映画と人とわたし by エノキダケイコ

映画は時代の空気や、世代の感覚を伝え続ける、面白くて大切な文化だと思います。KINENOTEとこのブログに、見た映画の感想を記録しています。

太田旬 監督「忌野清志郎 ロックン・ロール・ショー The FILM #1入門編」3816本目

これは2014年公開なのか。2009年に亡くなったので、すでに5年も経ってた。でも2024年の今も、まだ「#2」は出てないみたいだ。

切なくなりそうでなかなか見られなかったけど、見てみたら、耳に懐かしい音が心地よくて、実家に帰ったみたいな気分だった。まだ実家にいた10代の頃にいつも聞いてたからだな。もう実家は存在しないし、いつも流してたら口ずさむようになった母もとっくにいない。寝てたらご飯が出てくる、ぬるま湯みたいな快適もないし、夕食の後片付けを後回しにしてコタツで食べたぶどうもない。普段こんなにリラックスすることって、一人暮らしなのに不思議となくて、映像が終わったらまたいつもの生活に戻るのがなんともいえない気持ちになった。
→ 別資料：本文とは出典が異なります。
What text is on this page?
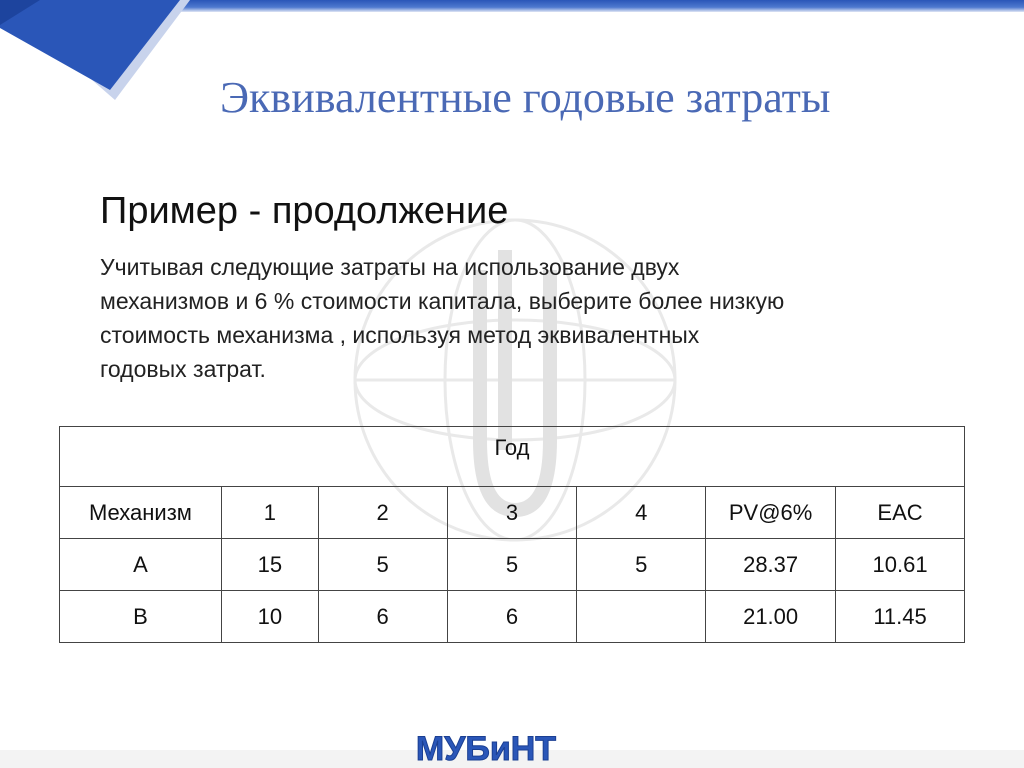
Эквивалентные годовые затраты
Пример - продолжение
Учитывая следующие затраты на использование двух
механизмов и 6 % стоимости капитала, выберите более низкую
стоимость механизма , используя метод эквивалентных
годовых затрат.
Год						
Механизм	1	2	3	4	PV@6%	EAC
A	15	5	5	5	28.37	10.61
B	10	6	6		21.00	11.45
МУБиНТ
母がよく戦後の懐メロ番組を見てたのは、こんな気持ちだったのかな。

こういう粗くて生々しいシンプルな音楽は、最近あまり聞かない気がするな。完璧に作り込まれた分厚い音が多い。みんなすき間を恐れて詰め込んでしまうみたいな。昔はロックフェスももっと安かったし、聴いても聴かなくてもいいみたいな感じで、ピクニックのついでみたいだった。

世界って気づかないうちに少しずつ性質が変わっていくのかもしれない。10年後はどんな世界になってるんだろう。いろんなことを諦めて、好きだったものはもうないとわかっても、まだ好きな監督の次の作品が見たい。好きな作家の次の小説が読みたい。と思うので、私は明日も自分自身の姿で目を覚ませてよかったと思うんだろうな。